Jason Collins has rejoined the Nets with a difference: He becomes the first openly gay athlete in any of America’s four major sports.
There’s lots of symbolism here: The team now plays in Brooklyn, where Jackie Robinson broke the color barrier in baseball. The Nets are owned by Mikhail D. Prokhorov, from Russia, which has taken a tough anti-gay stance.
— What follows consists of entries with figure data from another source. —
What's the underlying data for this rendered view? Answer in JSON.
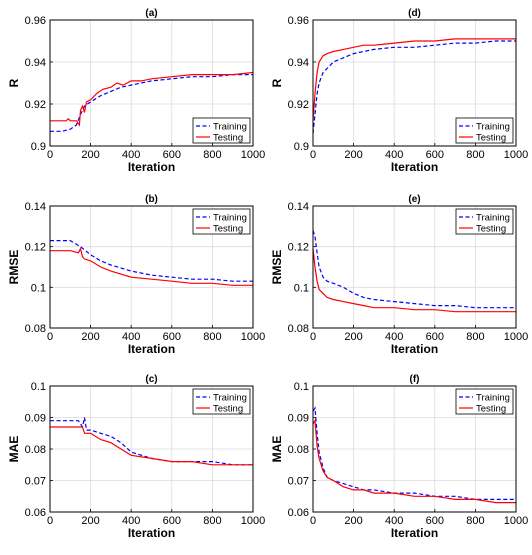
{
  "chart_data": [
    {
      "type": "line",
      "title": "(a)",
      "xlabel": "Iteration",
      "ylabel": "R",
      "xlim": [
        0,
        1000
      ],
      "ylim": [
        0.9,
        0.96
      ],
      "xticks": [
        "0",
        "200",
        "400",
        "600",
        "800",
        "1000"
      ],
      "yticks": [
        "0.9",
        "0.92",
        "0.94",
        "0.96"
      ],
      "grid": true,
      "legend_position": "bottom-right",
      "series": [
        {
          "name": "Training",
          "style": "dashed",
          "color": "#0000ff",
          "x": [
            0,
            60,
            100,
            130,
            150,
            170,
            200,
            250,
            300,
            350,
            400,
            500,
            600,
            700,
            800,
            900,
            1000
          ],
          "y": [
            0.907,
            0.907,
            0.908,
            0.91,
            0.915,
            0.919,
            0.921,
            0.924,
            0.926,
            0.928,
            0.929,
            0.931,
            0.932,
            0.933,
            0.933,
            0.934,
            0.934
          ]
        },
        {
          "name": "Testing",
          "style": "solid",
          "color": "#ff0000",
          "x": [
            0,
            80,
            90,
            100,
            130,
            145,
            150,
            160,
            170,
            180,
            200,
            230,
            260,
            300,
            330,
            360,
            400,
            450,
            500,
            600,
            700,
            800,
            900,
            1000
          ],
          "y": [
            0.912,
            0.912,
            0.913,
            0.912,
            0.912,
            0.91,
            0.917,
            0.919,
            0.916,
            0.921,
            0.922,
            0.925,
            0.927,
            0.928,
            0.93,
            0.929,
            0.931,
            0.931,
            0.932,
            0.933,
            0.934,
            0.934,
            0.934,
            0.935
          ]
        }
      ]
    },
    {
      "type": "line",
      "title": "(b)",
      "xlabel": "Iteration",
      "ylabel": "RMSE",
      "xlim": [
        0,
        1000
      ],
      "ylim": [
        0.08,
        0.14
      ],
      "xticks": [
        "0",
        "200",
        "400",
        "600",
        "800",
        "1000"
      ],
      "yticks": [
        "0.08",
        "0.1",
        "0.12",
        "0.14"
      ],
      "grid": true,
      "legend_position": "top-right",
      "series": [
        {
          "name": "Training",
          "style": "dashed",
          "color": "#0000ff",
          "x": [
            0,
            100,
            150,
            200,
            250,
            300,
            400,
            500,
            600,
            700,
            800,
            900,
            1000
          ],
          "y": [
            0.123,
            0.123,
            0.12,
            0.116,
            0.113,
            0.111,
            0.108,
            0.106,
            0.105,
            0.104,
            0.104,
            0.103,
            0.103
          ]
        },
        {
          "name": "Testing",
          "style": "solid",
          "color": "#ff0000",
          "x": [
            0,
            100,
            140,
            150,
            160,
            170,
            200,
            250,
            300,
            400,
            500,
            600,
            700,
            800,
            900,
            1000
          ],
          "y": [
            0.118,
            0.118,
            0.117,
            0.119,
            0.115,
            0.114,
            0.113,
            0.11,
            0.108,
            0.105,
            0.104,
            0.103,
            0.102,
            0.102,
            0.101,
            0.101
          ]
        }
      ]
    },
    {
      "type": "line",
      "title": "(c)",
      "xlabel": "Iteration",
      "ylabel": "MAE",
      "xlim": [
        0,
        1000
      ],
      "ylim": [
        0.06,
        0.1
      ],
      "xticks": [
        "0",
        "200",
        "400",
        "600",
        "800",
        "1000"
      ],
      "yticks": [
        "0.06",
        "0.07",
        "0.08",
        "0.09",
        "0.1"
      ],
      "grid": true,
      "legend_position": "top-right",
      "series": [
        {
          "name": "Training",
          "style": "dashed",
          "color": "#0000ff",
          "x": [
            0,
            140,
            160,
            170,
            180,
            200,
            250,
            300,
            350,
            400,
            500,
            600,
            700,
            800,
            900,
            1000
          ],
          "y": [
            0.089,
            0.089,
            0.087,
            0.09,
            0.086,
            0.086,
            0.085,
            0.084,
            0.082,
            0.079,
            0.077,
            0.076,
            0.076,
            0.076,
            0.075,
            0.075
          ]
        },
        {
          "name": "Testing",
          "style": "solid",
          "color": "#ff0000",
          "x": [
            0,
            140,
            160,
            170,
            180,
            200,
            250,
            300,
            350,
            400,
            500,
            600,
            700,
            800,
            900,
            1000
          ],
          "y": [
            0.087,
            0.087,
            0.087,
            0.085,
            0.085,
            0.085,
            0.083,
            0.082,
            0.08,
            0.078,
            0.077,
            0.076,
            0.076,
            0.075,
            0.075,
            0.075
          ]
        }
      ]
    },
    {
      "type": "line",
      "title": "(d)",
      "xlabel": "Iteration",
      "ylabel": "R",
      "xlim": [
        0,
        1000
      ],
      "ylim": [
        0.9,
        0.96
      ],
      "xticks": [
        "0",
        "200",
        "400",
        "600",
        "800",
        "1000"
      ],
      "yticks": [
        "0.9",
        "0.92",
        "0.94",
        "0.96"
      ],
      "grid": true,
      "legend_position": "bottom-right",
      "series": [
        {
          "name": "Training",
          "style": "dashed",
          "color": "#0000ff",
          "x": [
            0,
            10,
            20,
            30,
            50,
            70,
            100,
            150,
            200,
            250,
            300,
            400,
            500,
            600,
            700,
            800,
            900,
            1000
          ],
          "y": [
            0.906,
            0.915,
            0.925,
            0.93,
            0.935,
            0.937,
            0.94,
            0.942,
            0.944,
            0.945,
            0.946,
            0.947,
            0.947,
            0.948,
            0.949,
            0.949,
            0.95,
            0.95
          ]
        },
        {
          "name": "Testing",
          "style": "solid",
          "color": "#ff0000",
          "x": [
            0,
            10,
            20,
            30,
            50,
            70,
            100,
            150,
            200,
            250,
            300,
            400,
            500,
            600,
            700,
            800,
            900,
            1000
          ],
          "y": [
            0.912,
            0.925,
            0.935,
            0.94,
            0.943,
            0.944,
            0.945,
            0.946,
            0.947,
            0.948,
            0.948,
            0.949,
            0.95,
            0.95,
            0.951,
            0.951,
            0.951,
            0.951
          ]
        }
      ]
    },
    {
      "type": "line",
      "title": "(e)",
      "xlabel": "Iteration",
      "ylabel": "RMSE",
      "xlim": [
        0,
        1000
      ],
      "ylim": [
        0.08,
        0.14
      ],
      "xticks": [
        "0",
        "200",
        "400",
        "600",
        "800",
        "1000"
      ],
      "yticks": [
        "0.08",
        "0.1",
        "0.12",
        "0.14"
      ],
      "grid": true,
      "legend_position": "top-right",
      "series": [
        {
          "name": "Training",
          "style": "dashed",
          "color": "#0000ff",
          "x": [
            0,
            10,
            20,
            30,
            50,
            70,
            100,
            150,
            200,
            250,
            300,
            400,
            500,
            600,
            700,
            800,
            900,
            1000
          ],
          "y": [
            0.128,
            0.125,
            0.117,
            0.11,
            0.105,
            0.103,
            0.102,
            0.1,
            0.097,
            0.095,
            0.094,
            0.093,
            0.092,
            0.091,
            0.091,
            0.09,
            0.09,
            0.09
          ]
        },
        {
          "name": "Testing",
          "style": "solid",
          "color": "#ff0000",
          "x": [
            0,
            10,
            20,
            30,
            50,
            70,
            100,
            150,
            200,
            250,
            300,
            400,
            500,
            600,
            700,
            800,
            900,
            1000
          ],
          "y": [
            0.119,
            0.11,
            0.103,
            0.099,
            0.097,
            0.095,
            0.094,
            0.093,
            0.092,
            0.091,
            0.09,
            0.09,
            0.089,
            0.089,
            0.088,
            0.088,
            0.088,
            0.088
          ]
        }
      ]
    },
    {
      "type": "line",
      "title": "(f)",
      "xlabel": "Iteration",
      "ylabel": "MAE",
      "xlim": [
        0,
        1000
      ],
      "ylim": [
        0.06,
        0.1
      ],
      "xticks": [
        "0",
        "200",
        "400",
        "600",
        "800",
        "1000"
      ],
      "yticks": [
        "0.06",
        "0.07",
        "0.08",
        "0.09",
        "0.1"
      ],
      "grid": true,
      "legend_position": "top-right",
      "series": [
        {
          "name": "Training",
          "style": "dashed",
          "color": "#0000ff",
          "x": [
            0,
            10,
            20,
            30,
            50,
            70,
            100,
            150,
            200,
            250,
            300,
            400,
            500,
            600,
            700,
            800,
            900,
            1000
          ],
          "y": [
            0.092,
            0.093,
            0.085,
            0.079,
            0.074,
            0.071,
            0.07,
            0.069,
            0.068,
            0.067,
            0.067,
            0.066,
            0.066,
            0.065,
            0.065,
            0.064,
            0.064,
            0.064
          ]
        },
        {
          "name": "Testing",
          "style": "solid",
          "color": "#ff0000",
          "x": [
            0,
            10,
            20,
            30,
            50,
            70,
            100,
            150,
            200,
            250,
            300,
            400,
            500,
            600,
            700,
            800,
            900,
            1000
          ],
          "y": [
            0.088,
            0.089,
            0.081,
            0.077,
            0.073,
            0.071,
            0.07,
            0.068,
            0.067,
            0.067,
            0.066,
            0.066,
            0.065,
            0.065,
            0.064,
            0.064,
            0.063,
            0.063
          ]
        }
      ]
    }
  ]
}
And Collins will wear his regular No. 98, in honor of Matthew Shepard, the college student who was murdered for being gay in 1998.
Collins may soon be joined in pro sports by Michael Sam, who’s just come out and is on-target to be drafted by the NFL.
All of which makes me look prescient for publishing “Water Music,” a novel about four gay athletes and how their shifting rivalries color their personal relationships with one another. (The second novel in “The Games Men Play” series, “In This Place You Hold Me,” is about a gay quarterback’s search for identity and is due next year.)
The athletes in my books struggle with coming out, partly because this creates literary conflict, partly because I’m not convinced that everyone in the NBA and the NFL who’s now talking the tolerant talk will wind up walking the walk. (Certainly, the homophobic, racist, sexist, misogynistic crap that came out of the recent report on Richie Incognito’s hazing of Jonathan Martin when both played for the Miami Dolphins is dismaying.)
But let’s be glass-half-full types, shall we, remain cautiously optimistic and say God speed, Jason Collins and Michael Sam.